What Custom Data Models Do

  • Define your own Pydantic models that inherit from DataPoint
  • Insert structured data directly into the knowledge graph without cognify
  • Create relationships between data points programmatically
  • Control exactly what gets indexed and how

Full Working Example

import asyncio
from typing import Any
from pydantic import SkipValidation

import cognee
from cognee.infrastructure.engine import DataPoint
from cognee.infrastructure.engine.models import Edge
from cognee.tasks.storage import add_data_points

class Person(DataPoint):
    name: str
    # Keep it simple for forward refs / mixed values
    knows: SkipValidation[Any] = None  # single Person or list[Person]
    # Recommended: specify which fields to index for search
    metadata: dict = {"index_fields": ["name"]}

async def main():
    # Start clean (optional in your app)
    await cognee.prune.prune_data()
    await cognee.prune.prune_system(metadata=True)

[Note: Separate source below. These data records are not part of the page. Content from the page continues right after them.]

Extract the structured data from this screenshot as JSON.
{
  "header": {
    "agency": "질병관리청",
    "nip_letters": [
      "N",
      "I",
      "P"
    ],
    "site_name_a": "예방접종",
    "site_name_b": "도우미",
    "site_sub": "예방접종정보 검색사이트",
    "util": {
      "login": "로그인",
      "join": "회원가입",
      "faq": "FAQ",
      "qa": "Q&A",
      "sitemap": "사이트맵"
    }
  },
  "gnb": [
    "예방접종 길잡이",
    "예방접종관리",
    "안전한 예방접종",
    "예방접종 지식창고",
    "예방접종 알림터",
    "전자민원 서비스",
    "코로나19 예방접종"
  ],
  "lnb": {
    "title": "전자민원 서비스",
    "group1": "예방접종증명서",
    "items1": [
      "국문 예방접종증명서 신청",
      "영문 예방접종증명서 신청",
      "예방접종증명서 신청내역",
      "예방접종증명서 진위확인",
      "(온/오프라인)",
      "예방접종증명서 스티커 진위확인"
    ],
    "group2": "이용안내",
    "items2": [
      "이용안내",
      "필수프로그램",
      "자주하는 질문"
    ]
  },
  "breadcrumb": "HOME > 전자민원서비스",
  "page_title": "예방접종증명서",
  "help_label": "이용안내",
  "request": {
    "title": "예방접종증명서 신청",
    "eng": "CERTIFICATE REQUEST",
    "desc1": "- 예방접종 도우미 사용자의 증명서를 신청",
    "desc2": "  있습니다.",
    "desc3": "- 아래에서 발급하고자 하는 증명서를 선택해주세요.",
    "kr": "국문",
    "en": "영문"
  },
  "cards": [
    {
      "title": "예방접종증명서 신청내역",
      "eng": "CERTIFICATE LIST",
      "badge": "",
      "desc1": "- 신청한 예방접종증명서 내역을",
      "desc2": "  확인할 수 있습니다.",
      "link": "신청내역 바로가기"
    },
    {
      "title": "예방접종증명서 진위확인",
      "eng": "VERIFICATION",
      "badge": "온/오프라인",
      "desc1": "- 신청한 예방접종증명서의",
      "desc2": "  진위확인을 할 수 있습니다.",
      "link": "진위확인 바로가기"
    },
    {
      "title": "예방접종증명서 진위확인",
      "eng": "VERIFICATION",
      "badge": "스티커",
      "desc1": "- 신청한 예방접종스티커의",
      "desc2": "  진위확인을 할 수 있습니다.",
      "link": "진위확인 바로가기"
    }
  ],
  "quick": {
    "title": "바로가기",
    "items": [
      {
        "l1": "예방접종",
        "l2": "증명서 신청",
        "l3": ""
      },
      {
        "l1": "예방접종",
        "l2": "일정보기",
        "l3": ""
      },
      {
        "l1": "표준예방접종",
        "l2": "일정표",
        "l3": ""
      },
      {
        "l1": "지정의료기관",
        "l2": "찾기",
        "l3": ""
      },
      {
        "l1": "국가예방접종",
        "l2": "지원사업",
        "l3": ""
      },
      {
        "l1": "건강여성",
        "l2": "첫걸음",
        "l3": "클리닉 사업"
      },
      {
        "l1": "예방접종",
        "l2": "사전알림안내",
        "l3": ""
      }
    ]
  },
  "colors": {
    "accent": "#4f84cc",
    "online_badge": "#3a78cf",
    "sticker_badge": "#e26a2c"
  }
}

    alice = Person(name="Alice")
    bob = Person(name="Bob")
    charlie = Person(name="Charlie")

    # Create relationships - field name becomes edge label
    alice.knows = bob
    # You can also do lists: alice.knows = [bob, charlie]
    
    # Optional: add weights and custom relationship types
    bob.knows = (Edge(weight=0.9, relationship_type="friend_of"), charlie)

    await add_data_points([alice, bob, charlie])

asyncio.run(main())
This example shows the complete workflow with metadata for indexing and optional edge weights. In practice, you can create complex nested models with multiple relationships and sophisticated data structures.

What Just Happened

Step 1: Define Your Data Model

class Person(DataPoint):
    name: str
    knows: SkipValidation[Any] = None
    # Recommended: specify which fields to index for search
    metadata: dict = {"index_fields": ["name"]}
Create a Pydantic model that inherits from DataPoint. Use SkipValidation[Any] for fields that will hold other DataPoints to avoid forward reference issues. Metadata is recommended - it tells Cognee which fields to embed and store in the vector database for search.

Step 2: Create Data Instances

alice = Person(name="Alice")
bob = Person(name="Bob")
charlie = Person(name="Charlie")
Instantiate your models with the data you want to store. Each instance becomes a node in the knowledge graph.

Step 3: Create Relationships

alice.knows = bob
# Optional: add weights and custom relationship types
bob.knows = (Edge(weight=0.9, relationship_type="friend_of"), charlie)
Assign DataPoint instances to fields to create edges. The field name becomes the relationship label by default. Weights are optional - you can use Edge to add weights, custom relationship types, or other metadata to your relationships.

Step 4: Insert into Graph

await add_data_points([alice, bob, charlie])
This converts your DataPoint instances into nodes and edges in the knowledge graph, automatically handling the graph structure and indexing. The name field gets embedded and stored in the vector database for search.

Use in Custom Tasks and Pipelines

This approach is particularly useful when creating custom tasks and pipelines where you need to:
  • Insert structured data programmatically
  • Define specific relationships between known entities
  • Control exactly what gets indexed and how
  • Integrate with external data sources or APIs
You can combine this with cognify to extract knowledge from unstructured text, then add your own structured data on top.